September 6, 2016 By Quinn McDonald 5 Comments

Beyond the Pale

If you have been listening to the news at all, you’ve heard “beyond the pale,” many times this summer. It means beyond the limits of accepted behavior, or disgraceful, even shocking.

A modern paling fence, showing some signs of warping in the heat. © Quinn McDonald, 2010, all rights reserved.

A modern paling fence, showing some signs of warping in the heat. © Quinn McDonald, 2010, all rights reserved.

One story even spelled it “pail,” but the phrase has nothing to do with buckets. Not even buckets of outrage.

A pale is a stick, often sharp on top. We don’t use the word a lot anymore, but you have heard it in impale, as you would a vampire. In some regions a picket fence is called a paling fence, for the same reasons. Now we are getting closer to the origin.

Ancient cities had walls around them, and then farther away, a fence of tall pointed sticks, or pales. The city walls were protected by warriors, and guards patrolled out outer regions. If the pale was breached, or broken through, a call went out as early warning.

If you lived in the city and wanted to take a walk, you were safe up to the pale. But if you ventured outside the borders, you were no longer safe. You had gone beyond the pale.

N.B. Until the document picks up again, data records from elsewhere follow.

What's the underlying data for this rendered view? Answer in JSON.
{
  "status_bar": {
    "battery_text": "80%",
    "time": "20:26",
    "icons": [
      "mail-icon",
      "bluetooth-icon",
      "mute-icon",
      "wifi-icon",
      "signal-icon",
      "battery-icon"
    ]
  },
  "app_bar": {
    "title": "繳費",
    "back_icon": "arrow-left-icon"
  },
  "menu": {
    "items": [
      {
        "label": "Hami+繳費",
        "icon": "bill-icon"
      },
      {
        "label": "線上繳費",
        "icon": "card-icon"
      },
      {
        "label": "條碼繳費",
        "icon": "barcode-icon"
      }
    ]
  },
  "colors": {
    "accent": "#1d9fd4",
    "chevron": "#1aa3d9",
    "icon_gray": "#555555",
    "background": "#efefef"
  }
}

Pales were enforced in Ireland (The Pale of Dublin) and France (The Pale of Calais) and were used as political tools. Catherine the Great created the Pale of Russia as a Western border region and confined the Jews to live there in 1791. No Jew could cross the pale and trade with native Russians. And Russians were warned not to go beyond the pale, because there was danger there.

—Quinn McDonald is a writer and business writing trainer who also writes poetry. She loves words and their histories.

 

Filed Under: Blog, Business Writing, Language and words Tagged With: beyond the pale, pale meaning, word origins

About Quinn McDonald

Trainer, writer, coach for anyone who wants to live a self-aware, creative life.

Comments

  1. Lisa Chavez, Salt & Light says

    September 7, 2016 at 4:20 am

    Interesting lesson, this morning.
    My husband is Mexican and a stick, in Spanish, is a palo. An ice cream bar or popsicle on a stick is a paleta.
    🙂

    Reply
  2. Roberta says

    September 7, 2016 at 6:36 am

    Oh. Who knew?

    Reply
    • Quinn McDonald says

      September 8, 2016 at 8:25 pm

      I found out!

      Reply
  3. Wendy @ the Late Start Studio says

    September 7, 2016 at 12:58 pm

    Well, I never knew that. A paling fences yes, we have them and one upright is still called a paling rather than a pale here. I always though ‘beyond the pale’ was about moving out of an area of light into shadow . . . I just made up my own meaning somewhere along the line.

    Reply
    • Quinn McDonald says

      September 8, 2016 at 8:26 pm

      We all do that. Make up stories to understand what’s happening in our lives. Sometimes it’s better than the original.